Brand models

Over the years I have seen many versions of verbal and visual documents designed to capture the idea of a brand, either in its creation, or for its on-going maintenance

Brand models

At the core of any brand book is a brand diagram which takes many forms, from Unilever’s key shape to columns and even layered onions. Their purpose is to create a distilled expression of the brand that can be referenced and maintained and, in some cases revered like a holy scripture. Surrounding this will be further explanation found as rules, descriptions and, sometimes, imagery. 

Focusing on the model itself, I have seen many that are suppository for carefully negotiated and crafted words that capture the context and meaning of the brand. They have separate buckets for words relating to the personality, essence, values and usually refer to the product and who they target. 

The brand model is often treated as precious artifact – looked after with great care but seldom used, and woe betide anyone criticising it or wanting to make any changes to it.  However, the brand model is a tool and should be used regularly and kept razor sharp. This is especially true when brands are competing in such a complex and everchanging world. They need to be joined-up in every channel they appear and remain strongly relevant in an ever-evolving marketplace. 

The criticism I have of many brand models is that each little box of words sits in isolation. The reader must work hard to make sense of the whole and so will find it difficult to use the model in any practical way. The values, for example, should strongly relate and connect to the product, the consumer insight, and so on. As designers, we are looking for guidance at every aspect and level to create a product or communication that sits core to the values, is targeted at the consumer and has the right look and feel to fit the personality. Too often the words are clever in their summation but rarely inspiring. However, if the model reads like a story where each part connects to the next it builds a strong image in the mind and so helps the user of the model act in a proactive, confident and targeted way. 
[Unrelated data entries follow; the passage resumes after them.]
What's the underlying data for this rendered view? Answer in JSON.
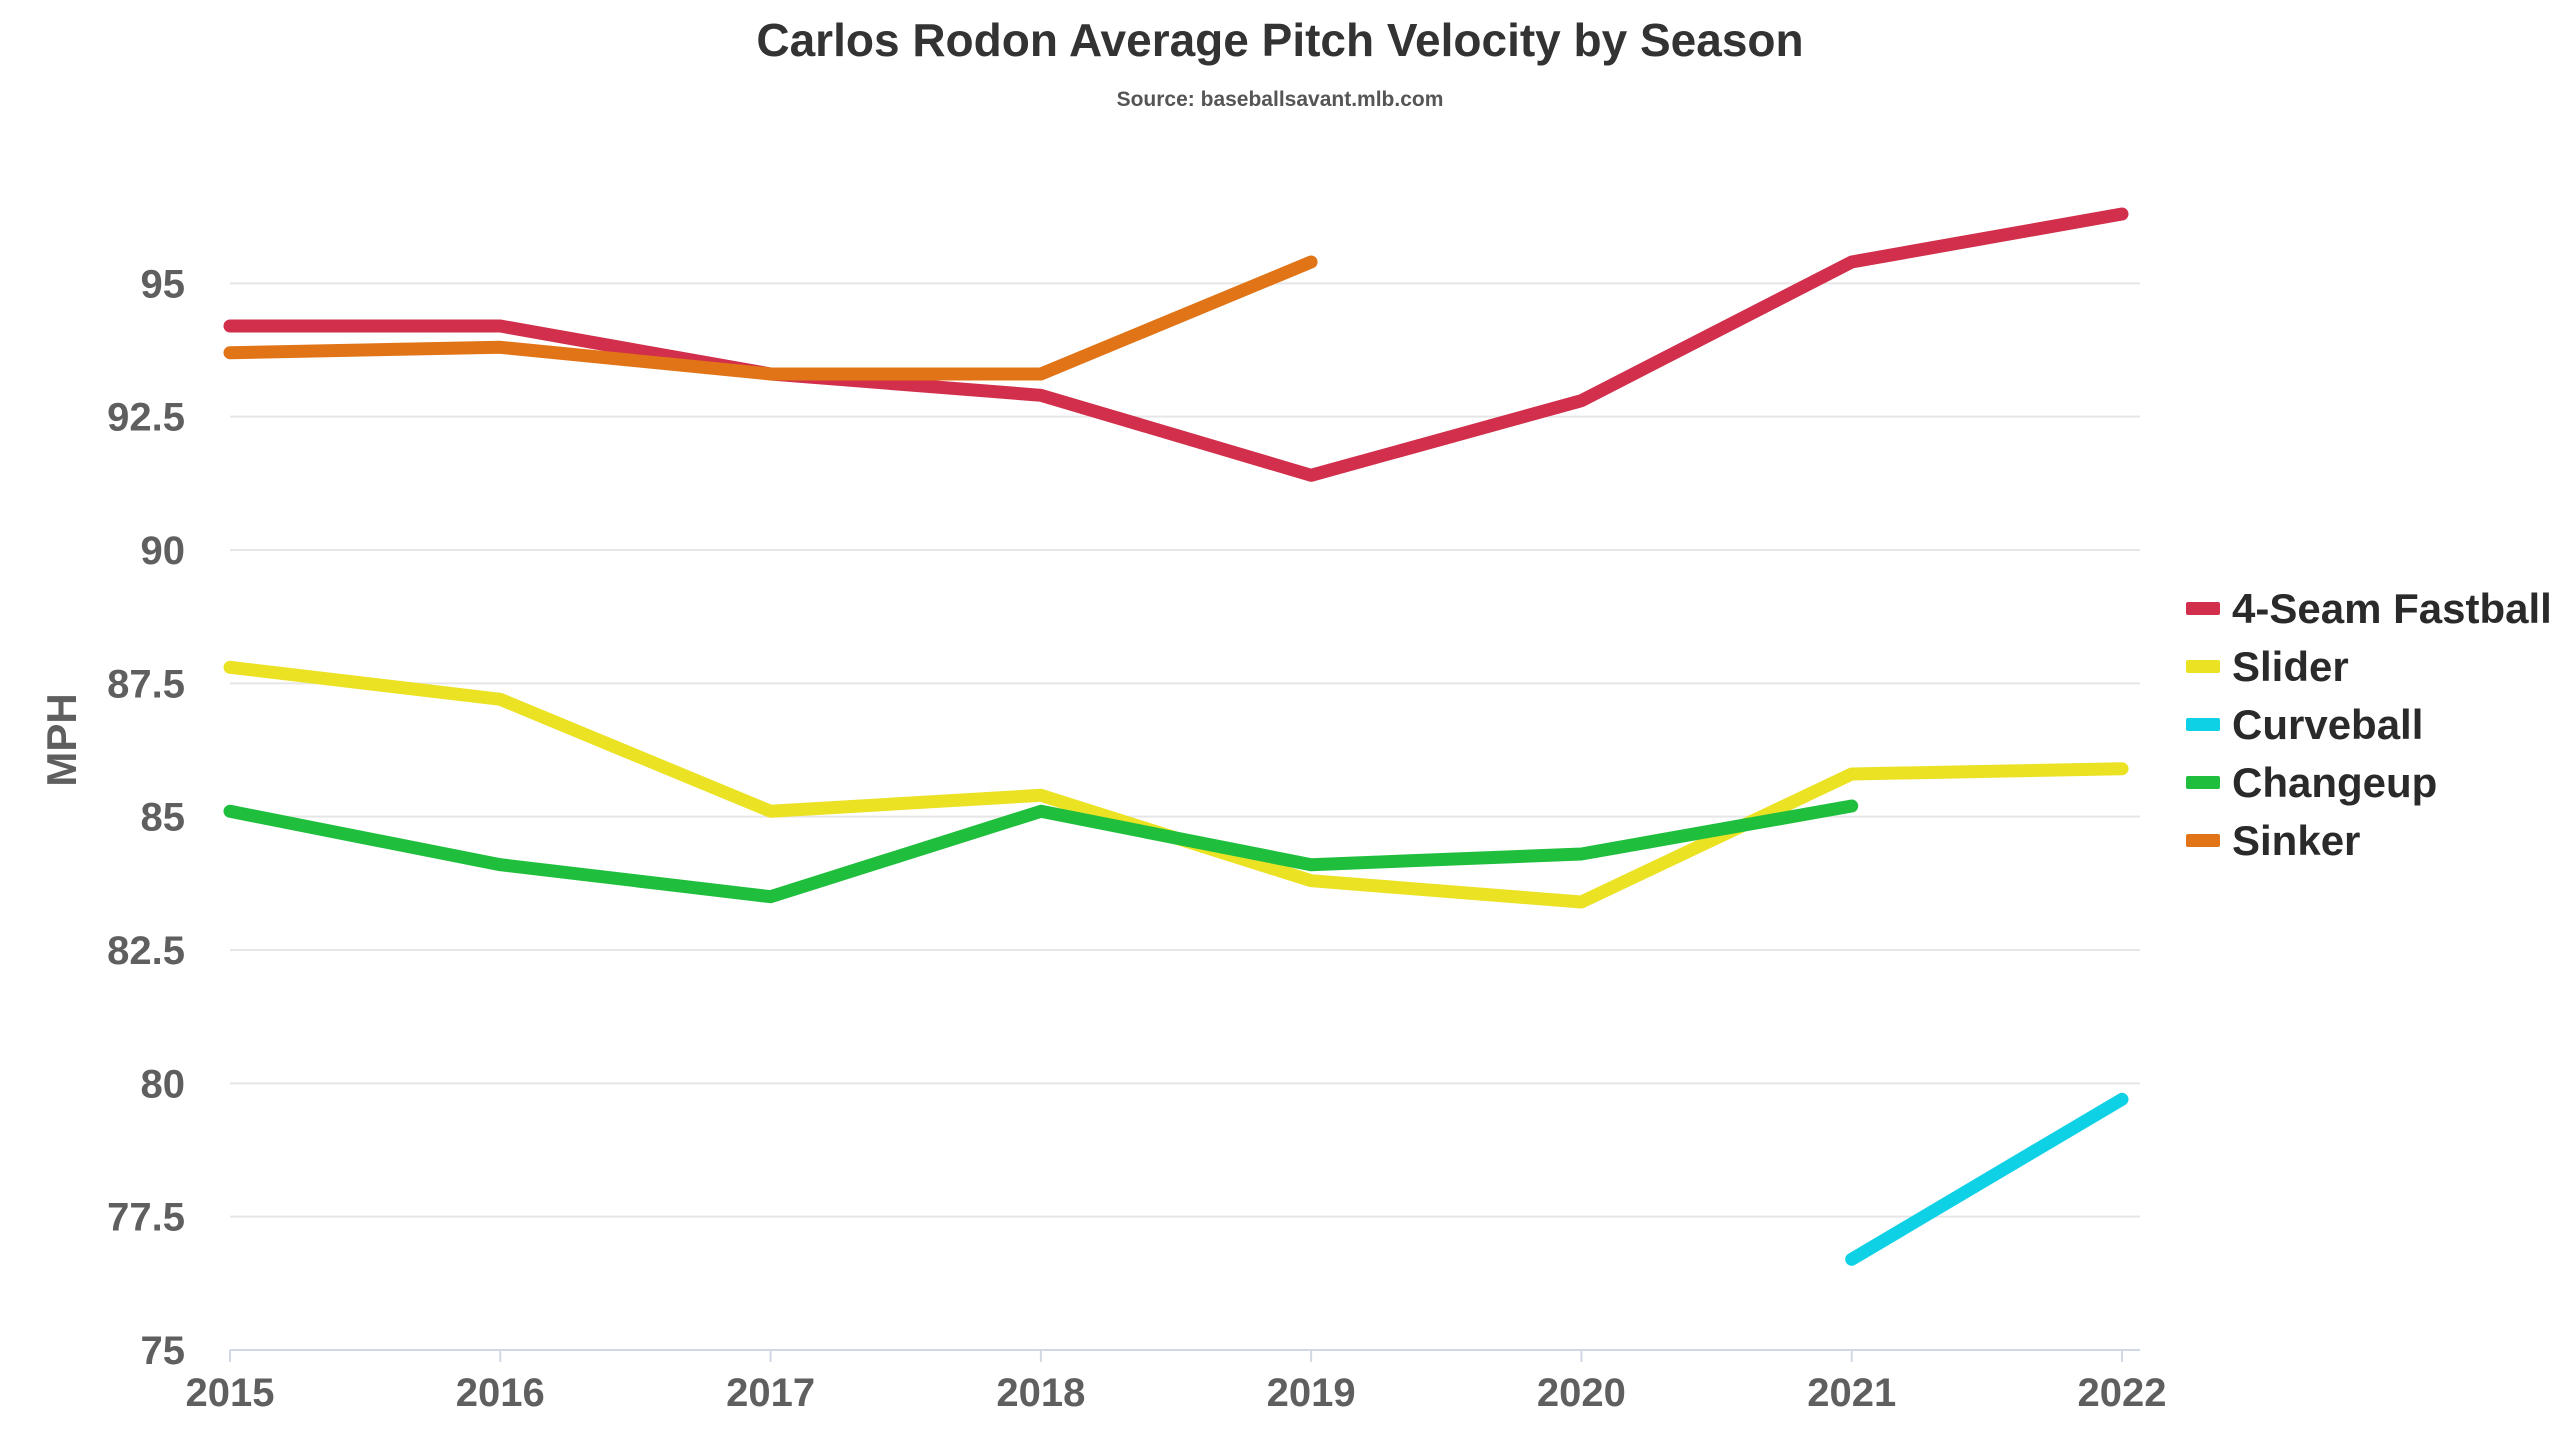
{
  "chart_data": {
    "type": "line",
    "title": "Carlos Rodon Average Pitch Velocity by Season",
    "subtitle": "Source: baseballsavant.mlb.com",
    "xlabel": "",
    "ylabel": "MPH",
    "x": [
      "2015",
      "2016",
      "2017",
      "2018",
      "2019",
      "2020",
      "2021",
      "2022"
    ],
    "ylim": [
      75,
      97.5
    ],
    "yticks": [
      75,
      77.5,
      80,
      82.5,
      85,
      87.5,
      90,
      92.5,
      95
    ],
    "ytick_labels": [
      "75",
      "77.5",
      "80",
      "82.5",
      "85",
      "87.5",
      "90",
      "92.5",
      "95"
    ],
    "grid": true,
    "legend_position": "right",
    "series": [
      {
        "name": "4-Seam Fastball",
        "color": "#d12f4b",
        "values": [
          94.2,
          94.2,
          93.3,
          92.9,
          91.4,
          92.8,
          95.4,
          96.3
        ]
      },
      {
        "name": "Slider",
        "color": "#ebe224",
        "values": [
          87.8,
          87.2,
          85.1,
          85.4,
          83.8,
          83.4,
          85.8,
          85.9
        ]
      },
      {
        "name": "Curveball",
        "color": "#0fd1e6",
        "values": [
          null,
          null,
          null,
          null,
          null,
          null,
          76.7,
          79.7
        ]
      },
      {
        "name": "Changeup",
        "color": "#1fbf3d",
        "values": [
          85.1,
          84.1,
          83.5,
          85.1,
          84.1,
          84.3,
          85.2,
          null
        ]
      },
      {
        "name": "Sinker",
        "color": "#e07417",
        "values": [
          93.7,
          93.8,
          93.3,
          93.3,
          95.4,
          null,
          null,
          null
        ]
      }
    ]
  }
}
I will use our Echo model definitions to go into this in a bit more detail, but in principle it has the same constituents as everyone else’s.  Our model, which we call a ‘molecule’ has three main parts at the core which are all connected (hence the name): the user reward, brand values and product attributes. These are in-turn connected to the personality, human truth and purpose, but more of them in a later article.  

We nearly always start with the product attributes because if you don’t have a product, you don’t have a business and certainly don’t have a brand. It therefore grounds us. As mentioned before products change as the world moves on so we focus on defining the type of product not the thing itself. For example, if Kodak had referred to their product as images rather than rolls of film they might still be in business. Defining brand values can be tricky so to help we fit them into a sentence that starts with: “We stand for…..” If it makes sense when you say it- it’s a value. You often see a box described as “consumer insight” which is ok, but we think it’s more useful for communications, so we prefer ‘user reward’.  ‘User’ because the consumer is not always the whole picture, e.g. mum buys her teenage son’s deodorant, and ‘reward’ as it help us to think how we want our recipient to feel or behave having received our product i.e. what they get out of it.

Finally, we give ourselves the discipline of only having three words or short phrases in each of the parts and each one of these three must connect to their corresponding word or phase in the other parts. This way the molecule connects up, makes sense and is useful.